В высшей степени удовлетворенный, я отправился в свою комнатку под крышей и провел там целый час в состоянии блаженной мечтательности. Анна казалась мне более восхитительной, более достойной любви, чем когда бы то ни было. Все мои помыслы были поглощены ею, я словно отрешился от самого себя, она казалась мне такой хрупкой, что вызывала во мне чувство нежного сострадания. Я не смог долго усидеть на месте; сентябрьское солнце уже заходило, мне хотелось проводить Анну до дому в первый раз после чудесных времен детства. Но она уже ушла, отправившись через гору одна; кузины собирались домой и, укладывая вышивание, смотрели на меня с равнодушным спокойствием; а я взглянул на опустевший стол, но, поостерегшись справиться, взяла ли Анна с собой мою бумагу, пошел уныло бродить по долине в сторону леса.

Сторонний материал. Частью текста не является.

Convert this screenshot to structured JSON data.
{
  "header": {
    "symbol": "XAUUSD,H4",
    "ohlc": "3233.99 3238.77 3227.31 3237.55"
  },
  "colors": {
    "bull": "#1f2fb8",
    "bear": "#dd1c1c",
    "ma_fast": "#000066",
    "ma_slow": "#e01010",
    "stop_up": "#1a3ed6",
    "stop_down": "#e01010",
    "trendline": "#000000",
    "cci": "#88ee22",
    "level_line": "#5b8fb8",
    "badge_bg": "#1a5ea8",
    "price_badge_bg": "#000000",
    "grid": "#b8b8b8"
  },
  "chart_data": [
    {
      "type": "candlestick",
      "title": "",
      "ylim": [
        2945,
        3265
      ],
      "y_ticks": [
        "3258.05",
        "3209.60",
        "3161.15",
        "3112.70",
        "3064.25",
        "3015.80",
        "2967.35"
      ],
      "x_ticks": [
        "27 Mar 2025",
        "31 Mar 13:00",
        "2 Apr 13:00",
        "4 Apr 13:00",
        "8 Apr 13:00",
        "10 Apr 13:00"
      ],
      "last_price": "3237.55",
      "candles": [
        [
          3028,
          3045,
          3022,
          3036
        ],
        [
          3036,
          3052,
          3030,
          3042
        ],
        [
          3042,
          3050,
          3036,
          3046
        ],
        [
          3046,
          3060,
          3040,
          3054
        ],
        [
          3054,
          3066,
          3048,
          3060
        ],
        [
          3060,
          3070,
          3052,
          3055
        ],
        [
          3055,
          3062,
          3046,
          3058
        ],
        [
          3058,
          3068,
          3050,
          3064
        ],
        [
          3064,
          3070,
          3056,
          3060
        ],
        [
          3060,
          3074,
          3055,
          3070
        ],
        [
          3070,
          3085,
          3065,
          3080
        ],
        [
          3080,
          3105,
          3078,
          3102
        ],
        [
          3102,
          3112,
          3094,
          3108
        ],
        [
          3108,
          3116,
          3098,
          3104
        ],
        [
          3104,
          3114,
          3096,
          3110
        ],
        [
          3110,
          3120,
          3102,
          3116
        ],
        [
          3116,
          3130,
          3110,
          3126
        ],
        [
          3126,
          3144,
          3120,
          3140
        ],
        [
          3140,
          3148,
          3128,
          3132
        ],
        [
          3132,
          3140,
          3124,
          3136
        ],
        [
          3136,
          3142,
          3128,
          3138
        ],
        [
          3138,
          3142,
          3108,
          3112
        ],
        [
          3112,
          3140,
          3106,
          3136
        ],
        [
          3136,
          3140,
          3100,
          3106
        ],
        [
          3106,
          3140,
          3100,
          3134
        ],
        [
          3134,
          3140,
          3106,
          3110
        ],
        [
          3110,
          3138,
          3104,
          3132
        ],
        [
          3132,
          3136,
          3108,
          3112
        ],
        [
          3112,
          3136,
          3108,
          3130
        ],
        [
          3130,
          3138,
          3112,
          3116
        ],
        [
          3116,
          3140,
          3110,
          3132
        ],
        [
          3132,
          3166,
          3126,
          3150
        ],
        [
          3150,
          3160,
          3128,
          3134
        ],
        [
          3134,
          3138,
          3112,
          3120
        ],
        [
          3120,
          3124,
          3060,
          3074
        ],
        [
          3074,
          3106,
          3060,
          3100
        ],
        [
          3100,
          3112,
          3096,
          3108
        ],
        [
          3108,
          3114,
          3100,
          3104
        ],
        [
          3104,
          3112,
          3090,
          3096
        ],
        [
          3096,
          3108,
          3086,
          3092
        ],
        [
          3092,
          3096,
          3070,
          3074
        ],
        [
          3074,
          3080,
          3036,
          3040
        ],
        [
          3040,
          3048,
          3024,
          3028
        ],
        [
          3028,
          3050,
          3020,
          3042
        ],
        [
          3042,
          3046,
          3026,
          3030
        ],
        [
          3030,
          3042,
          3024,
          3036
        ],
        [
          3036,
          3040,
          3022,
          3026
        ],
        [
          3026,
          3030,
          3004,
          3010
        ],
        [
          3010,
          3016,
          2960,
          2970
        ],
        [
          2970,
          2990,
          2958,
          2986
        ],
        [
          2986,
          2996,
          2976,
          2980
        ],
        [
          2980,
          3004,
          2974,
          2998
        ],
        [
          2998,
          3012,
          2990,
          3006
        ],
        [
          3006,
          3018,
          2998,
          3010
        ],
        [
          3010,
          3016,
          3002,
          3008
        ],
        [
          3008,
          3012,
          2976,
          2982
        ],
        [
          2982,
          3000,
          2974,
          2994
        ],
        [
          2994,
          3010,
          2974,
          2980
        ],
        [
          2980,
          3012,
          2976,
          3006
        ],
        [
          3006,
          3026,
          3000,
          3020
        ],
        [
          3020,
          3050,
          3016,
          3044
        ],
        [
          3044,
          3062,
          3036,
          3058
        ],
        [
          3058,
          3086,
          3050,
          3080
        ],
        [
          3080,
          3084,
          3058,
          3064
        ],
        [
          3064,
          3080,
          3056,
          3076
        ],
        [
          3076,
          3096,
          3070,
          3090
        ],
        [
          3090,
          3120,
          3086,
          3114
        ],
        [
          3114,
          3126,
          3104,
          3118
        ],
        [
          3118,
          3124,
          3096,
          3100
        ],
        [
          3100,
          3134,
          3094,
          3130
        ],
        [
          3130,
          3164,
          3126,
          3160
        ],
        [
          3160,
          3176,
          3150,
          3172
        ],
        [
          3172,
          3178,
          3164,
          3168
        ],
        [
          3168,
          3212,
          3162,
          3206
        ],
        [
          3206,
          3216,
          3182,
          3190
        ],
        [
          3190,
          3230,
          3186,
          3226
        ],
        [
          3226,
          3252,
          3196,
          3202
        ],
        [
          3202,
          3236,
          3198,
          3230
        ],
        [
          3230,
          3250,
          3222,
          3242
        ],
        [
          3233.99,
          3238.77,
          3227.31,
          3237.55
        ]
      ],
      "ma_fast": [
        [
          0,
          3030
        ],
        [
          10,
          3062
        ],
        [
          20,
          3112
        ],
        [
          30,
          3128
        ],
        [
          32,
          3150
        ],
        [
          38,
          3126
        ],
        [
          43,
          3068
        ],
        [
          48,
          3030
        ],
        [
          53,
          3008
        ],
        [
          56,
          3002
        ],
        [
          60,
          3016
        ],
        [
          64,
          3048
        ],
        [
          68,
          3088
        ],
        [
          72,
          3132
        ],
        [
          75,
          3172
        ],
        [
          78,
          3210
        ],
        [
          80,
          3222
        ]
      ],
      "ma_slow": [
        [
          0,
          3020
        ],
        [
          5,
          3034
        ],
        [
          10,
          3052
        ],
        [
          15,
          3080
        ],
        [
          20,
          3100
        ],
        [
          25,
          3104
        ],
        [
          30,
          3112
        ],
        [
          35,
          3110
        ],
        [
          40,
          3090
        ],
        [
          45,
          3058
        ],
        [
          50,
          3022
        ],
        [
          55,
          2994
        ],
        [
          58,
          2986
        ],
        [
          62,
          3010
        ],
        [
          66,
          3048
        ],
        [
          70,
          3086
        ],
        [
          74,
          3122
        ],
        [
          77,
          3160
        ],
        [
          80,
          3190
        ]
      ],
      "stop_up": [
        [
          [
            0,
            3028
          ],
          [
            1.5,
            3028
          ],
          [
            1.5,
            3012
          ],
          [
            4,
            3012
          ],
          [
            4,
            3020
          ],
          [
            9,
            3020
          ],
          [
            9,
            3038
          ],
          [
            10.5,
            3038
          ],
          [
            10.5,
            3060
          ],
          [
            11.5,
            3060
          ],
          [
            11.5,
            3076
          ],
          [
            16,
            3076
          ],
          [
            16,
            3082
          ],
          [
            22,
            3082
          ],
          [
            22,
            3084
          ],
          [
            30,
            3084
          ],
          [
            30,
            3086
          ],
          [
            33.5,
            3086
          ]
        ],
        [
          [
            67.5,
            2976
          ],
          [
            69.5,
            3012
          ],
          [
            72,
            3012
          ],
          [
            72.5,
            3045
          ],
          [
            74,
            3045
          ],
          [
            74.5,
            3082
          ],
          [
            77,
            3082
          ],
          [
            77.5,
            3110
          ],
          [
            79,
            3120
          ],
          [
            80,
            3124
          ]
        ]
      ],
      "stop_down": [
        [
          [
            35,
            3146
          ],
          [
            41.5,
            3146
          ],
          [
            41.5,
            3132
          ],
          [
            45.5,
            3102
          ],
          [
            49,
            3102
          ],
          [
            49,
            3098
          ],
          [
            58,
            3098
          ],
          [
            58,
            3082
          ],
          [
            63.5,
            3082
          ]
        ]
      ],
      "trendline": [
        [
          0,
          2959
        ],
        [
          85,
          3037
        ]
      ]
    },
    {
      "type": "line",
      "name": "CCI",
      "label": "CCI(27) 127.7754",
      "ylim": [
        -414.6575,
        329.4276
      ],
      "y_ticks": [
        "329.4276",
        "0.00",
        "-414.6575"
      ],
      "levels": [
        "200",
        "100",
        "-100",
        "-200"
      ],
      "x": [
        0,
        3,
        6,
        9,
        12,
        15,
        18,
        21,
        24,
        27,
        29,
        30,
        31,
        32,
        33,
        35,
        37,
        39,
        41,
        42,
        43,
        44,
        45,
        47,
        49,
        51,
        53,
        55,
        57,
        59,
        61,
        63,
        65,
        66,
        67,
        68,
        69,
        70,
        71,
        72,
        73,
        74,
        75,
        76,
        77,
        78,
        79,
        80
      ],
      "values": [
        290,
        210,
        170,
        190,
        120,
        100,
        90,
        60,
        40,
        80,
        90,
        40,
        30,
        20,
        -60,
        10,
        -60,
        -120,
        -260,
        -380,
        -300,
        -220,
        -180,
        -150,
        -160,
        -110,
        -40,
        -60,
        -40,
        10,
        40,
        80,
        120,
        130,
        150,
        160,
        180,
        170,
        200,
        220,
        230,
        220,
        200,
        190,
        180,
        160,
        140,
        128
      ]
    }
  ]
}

В следующие дни Анна не появлялась у нас, а я не решался идти к учителю. Теперь у нее было мое письменное признание, и мне казалось, что отныне мы оба утратили свободу и что это положило конец простоте и непосредственности наших отношений, — я слишком хорошо чувствовал, что признание было вырвано у меня насильно. Так шли день за днем, и уже снова начала исчезать моя внезапно обретенная уверенность, тем более что о происшествии в беседке никто не упоминал и никаких последствий оно не имело. Я уже снова едва было не закрыл наглухо свое сердце, как вдруг наступил день именин учителя, который я в трудную минуту призвал себе на помощь. Кузины заявили, что под вечер мы все вместе отправимся поздравить его. Вот когда я наконец снова увидел мою картину, — она была вставлена в изящную рамку. Эта изящная рамка, которой было, пожалуй, лет семьдесят и которую девушки сняли с какой-то испорченной гравюры, была сделана из узких планок, оклеенных ракушками, наполовину прикрывавшими одна другую. По внутреннему краю рамки была пущена тонкая цепочка с квадратными звеньями, по наружному краю — нитка с бусинками. Сельский стекольщик, который был на все руки мастер и особенно умело наводил новый лак на старинные шкатулки, придал ракушкам розоватый глянец, позолотил цепочку, побелил бусинки, вставил в рамку новое стекло, — и я с удивлением увидел мой рисунок во всем этом блестящем оформлении. Портрет вызвал восхищение всех деревенских его зрителей, которых особенно поразили мои цветы и птицы, а также золотые пряжки и драгоценные камни, украшавшие Анну и ее одежду. Все удивляло их, — и то, с какой тщательностью написаны ее волосы, и ее белый сборчатый воротничок, и ее голубые глаза, и розовые щеки, и пунцовый рот; все это вполне отвечало буйному воображению зрителей, их взоры радовались многообразию всех этих черт. Лицо было написано почти без теней, одной светлой краской, что особенно понравилось им, хотя единственной причиной этого мнимого достоинства была моя беспомощность.